ClawHub

Hailuo 02 API

PassAudited by ClawScan on May 1, 2026.

Overview

This appears to be a straightforward PoYo Hailuo 02 video-generation helper, but it uses your PoYo API key and sends prompts or image URLs to PoYo.

This skill is reasonable to install if you intend to submit Hailuo 02 jobs through PoYo. Before use, configure POYO_API_KEY securely, review the final payload including model, duration, resolution, image URLs, and callback_url, and remember that submitted jobs may use your PoYo credits.

Findings (2)

Artifact-based informational review of SKILL.md, metadata, install specs, static scan signals, and capability signals. ClawScan does not execute the skill or run runtime probes.

NoteHigh Confidence
ASI03: Identity and Privilege Abuse
What this means

Anyone who obtains the API key could use the associated PoYo account or credits. Passing the key on the command line can also expose it through shell history or process listings.

Why it was flagged

The helper uses a PoYo API token for Bearer authentication. This is expected for the stated API integration, but the key authorizes job submission and the script also allows passing it as a command-line argument.

Skill content
api_key="${POYO_API_KEY:-${1:-}}" ... -H "Authorization: Bearer $api_key"
Recommendation

Prefer setting POYO_API_KEY securely in the environment rather than passing the key as an argument, and use a limited or revocable API key if PoYo supports it.

NoteHigh Confidence
ASI07: Insecure Inter-Agent Communication
What this means

Prompts, reference image URLs, and task notifications may leave the local environment and be handled by PoYo or by the configured callback endpoint.

Why it was flagged

The workflow sends prompts and optional image URLs to the external PoYo provider and can use a webhook callback.
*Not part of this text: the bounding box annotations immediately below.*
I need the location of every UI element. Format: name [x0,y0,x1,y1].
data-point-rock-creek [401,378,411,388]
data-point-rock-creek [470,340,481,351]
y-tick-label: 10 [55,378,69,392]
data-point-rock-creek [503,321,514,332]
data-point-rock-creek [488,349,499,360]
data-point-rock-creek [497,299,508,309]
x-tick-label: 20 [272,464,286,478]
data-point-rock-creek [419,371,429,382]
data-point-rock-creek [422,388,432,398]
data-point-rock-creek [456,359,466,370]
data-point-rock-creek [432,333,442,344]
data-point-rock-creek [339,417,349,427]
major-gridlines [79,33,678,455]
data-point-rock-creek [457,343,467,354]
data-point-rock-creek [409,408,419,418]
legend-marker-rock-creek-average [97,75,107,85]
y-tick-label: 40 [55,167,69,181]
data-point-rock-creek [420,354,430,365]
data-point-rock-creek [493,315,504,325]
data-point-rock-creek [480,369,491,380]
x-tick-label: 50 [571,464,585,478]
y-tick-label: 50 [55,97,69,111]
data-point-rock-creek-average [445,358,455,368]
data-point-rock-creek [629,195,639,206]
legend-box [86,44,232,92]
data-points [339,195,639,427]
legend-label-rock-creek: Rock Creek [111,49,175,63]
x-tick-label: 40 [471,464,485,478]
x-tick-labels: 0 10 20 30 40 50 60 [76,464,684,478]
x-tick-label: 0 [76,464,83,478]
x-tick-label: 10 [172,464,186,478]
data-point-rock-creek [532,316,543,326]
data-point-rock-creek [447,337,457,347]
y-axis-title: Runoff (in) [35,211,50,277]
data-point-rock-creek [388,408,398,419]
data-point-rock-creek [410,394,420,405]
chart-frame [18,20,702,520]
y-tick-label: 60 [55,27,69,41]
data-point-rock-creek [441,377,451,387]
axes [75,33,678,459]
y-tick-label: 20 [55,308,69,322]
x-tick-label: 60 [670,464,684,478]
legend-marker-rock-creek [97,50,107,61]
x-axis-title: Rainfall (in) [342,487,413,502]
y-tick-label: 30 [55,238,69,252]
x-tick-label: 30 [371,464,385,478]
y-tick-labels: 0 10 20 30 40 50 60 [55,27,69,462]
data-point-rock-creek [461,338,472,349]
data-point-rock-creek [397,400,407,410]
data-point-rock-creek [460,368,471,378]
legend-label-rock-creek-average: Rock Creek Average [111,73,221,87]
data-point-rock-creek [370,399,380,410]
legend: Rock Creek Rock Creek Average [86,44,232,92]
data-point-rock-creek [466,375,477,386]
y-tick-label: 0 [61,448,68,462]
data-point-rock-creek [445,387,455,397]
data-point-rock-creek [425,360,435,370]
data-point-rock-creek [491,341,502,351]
This is purpose-aligned, but it is a data-boundary users should understand.

Skill content
- `callback_url` (string, optional) — Webhook callback URL for result notifications
- `prompt` (string, required) — Generation prompt describing the desired video
- `image_urls` (string[], optional) — Reference image URLs for image-to-video generation
Recommendation

Avoid including sensitive prompts or private image URLs unless you are comfortable sending them to PoYo, and use callback URLs only for endpoints you control.